Cloud-based simulation of page curling in the copying of documents
The Challenge
Digitisation of books is an important process, both for commercialisation and for preservation of older texts. The Bookscanner© product can automatically and physically turn pages and automate the scanning process. However, this process results in a 'page curling' effect where the pages are attached to the spine. The scanned pages need to be digitally flattened, a tedious and expensive process that this experiment aimed at improving and commercializing.
The Solution
A Deep Neural Network (DNN) was trained with simulated page curling of 1 million images. The algorithm takes two already cropped pages from a book image and outputs an artificially curled book page. Using the artificially curled book pages, a state-of-the-art deep Convolutional Encoder-Decoder (CED) Neural Network was trained in order to apply the de-curling process. After training, the DNN can de-curl newly scanned pages with very good success rate. Evaluation of the page de-curling problem showed accuracy of curling correction in over 90% in most cases. With the computational power provided by HPC, the training procedure of the DNN was at least 30 times faster than using a typical workstation.
Business Impact
The only current method for page curling correction is based on a projected laser grid that requires each page to be scanned twice. The solution (called CURLO) removes the need for additional laser grid projection equipment and provides a 50% improvement on the standard curling correction procedure.

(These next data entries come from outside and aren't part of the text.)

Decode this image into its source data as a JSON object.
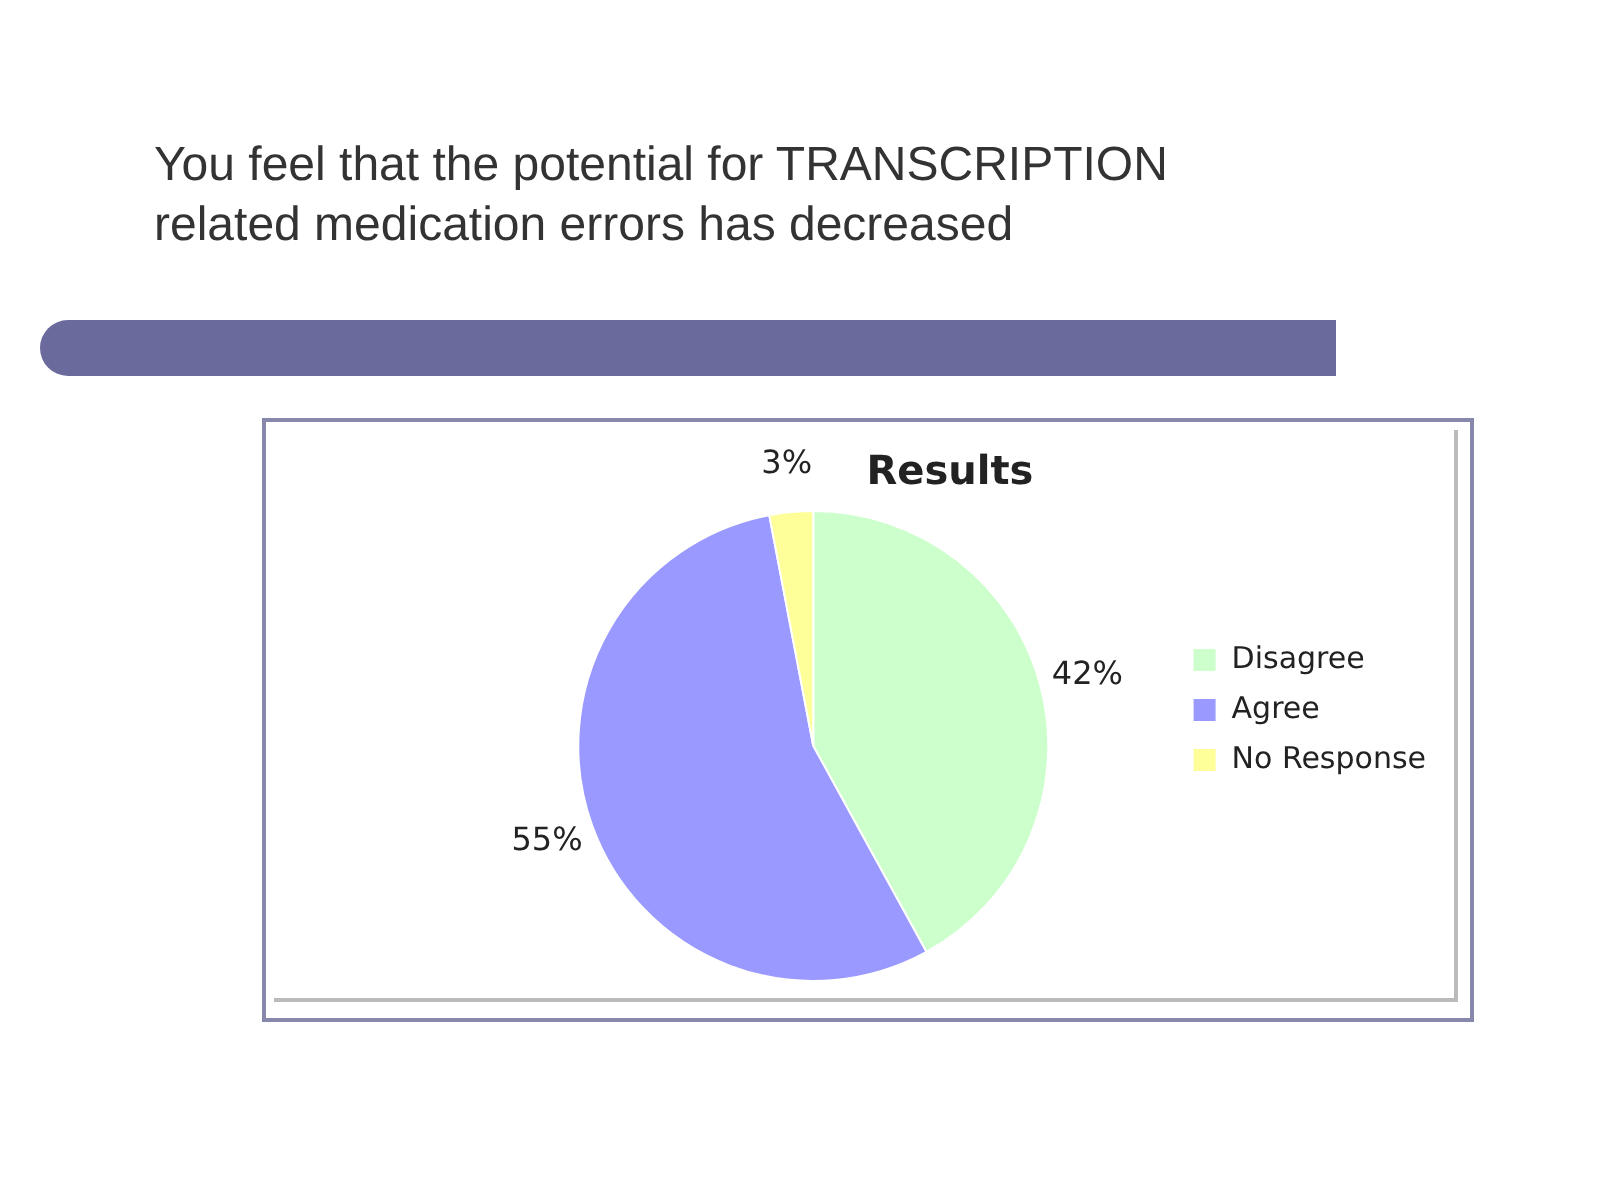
{
  "chart_data": {
    "type": "pie",
    "title": "You feel that the potential for TRANSCRIPTION related medication errors has decreased",
    "subtitle": "Results",
    "categories": [
      "Disagree",
      "Agree",
      "No Response"
    ],
    "values": [
      42,
      55,
      3
    ],
    "colors": [
      "#ccffcc",
      "#9999ff",
      "#ffff99"
    ],
    "value_labels": [
      "42%",
      "55%",
      "3%"
    ],
    "legend": "right"
  }
}
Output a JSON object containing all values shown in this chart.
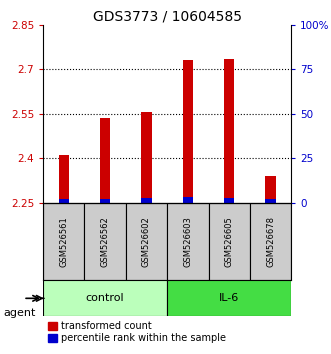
{
  "title": "GDS3773 / 10604585",
  "samples": [
    "GSM526561",
    "GSM526562",
    "GSM526602",
    "GSM526603",
    "GSM526605",
    "GSM526678"
  ],
  "red_values": [
    2.41,
    2.535,
    2.555,
    2.73,
    2.735,
    2.34
  ],
  "blue_values": [
    0.012,
    0.012,
    0.015,
    0.018,
    0.015,
    0.012
  ],
  "baseline": 2.25,
  "ylim_left": [
    2.25,
    2.85
  ],
  "ylim_right": [
    0,
    100
  ],
  "yticks_left": [
    2.25,
    2.4,
    2.55,
    2.7,
    2.85
  ],
  "yticks_right": [
    0,
    25,
    50,
    75,
    100
  ],
  "ytick_labels_left": [
    "2.25",
    "2.4",
    "2.55",
    "2.7",
    "2.85"
  ],
  "ytick_labels_right": [
    "0",
    "25",
    "50",
    "75",
    "100%"
  ],
  "groups": [
    {
      "label": "control",
      "indices": [
        0,
        1,
        2
      ],
      "color": "#bbffbb"
    },
    {
      "label": "IL-6",
      "indices": [
        3,
        4,
        5
      ],
      "color": "#44dd44"
    }
  ],
  "agent_label": "agent",
  "bar_width": 0.25,
  "red_color": "#cc0000",
  "blue_color": "#0000cc",
  "title_fontsize": 10,
  "tick_fontsize": 7.5,
  "legend_fontsize": 7,
  "background_color": "#ffffff",
  "names_bg_color": "#cccccc",
  "grid_dotted_color": "#000000"
}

As a result of this experiment, the CURLO solution can be offered as a post-processing service to accompany the Bookscanner© product. The collaboration with Arctur has allowed an improvement in the quality of batch-mode scanning. This will be offered as a Software as a Service (SaaS) framework for scanned page de-curling.
In addition to the digital content market, the partners in this experiment are ready to address the digitisation needs of a paperless economy, e.g. insurance and paperless banking. Especially regarding the banking sector, recent studies estimate that productivity improves up to 39% when electronic forms replace paper and workflows are used to streamline processes.
Benefits
- CURLO has been added to the Bookscanner software, allowing automatic de-curling of pages, saving time compared to the previous method
- This is a scalable solution thanks to the use of HPC and can provide many scanning application domains with automatic capabilities for the amelioration of digital artefacts introduced during the scanning process.
- This is the first such service to be offered via the Fortissimo Marketplace, paving the road to further business development opportunities.
- The monetary benefits for the next 3-5 years can lead to an increase of 10-15% in revenues for participating SMEs. In this case, the payback period for the CURLO investments is 3-4 years. This excess revenue is estimated at approximately €300,000 - €350,000 by the end of year 3 after the end of the project.
Organizations involved
End User: Bookscanner S.A
ISV: VERTOYO O.E
HPC Expert: Laboratory of Robotics and Automation, Democritus University of Thrace
HPC Provider & Host Centre: Arctur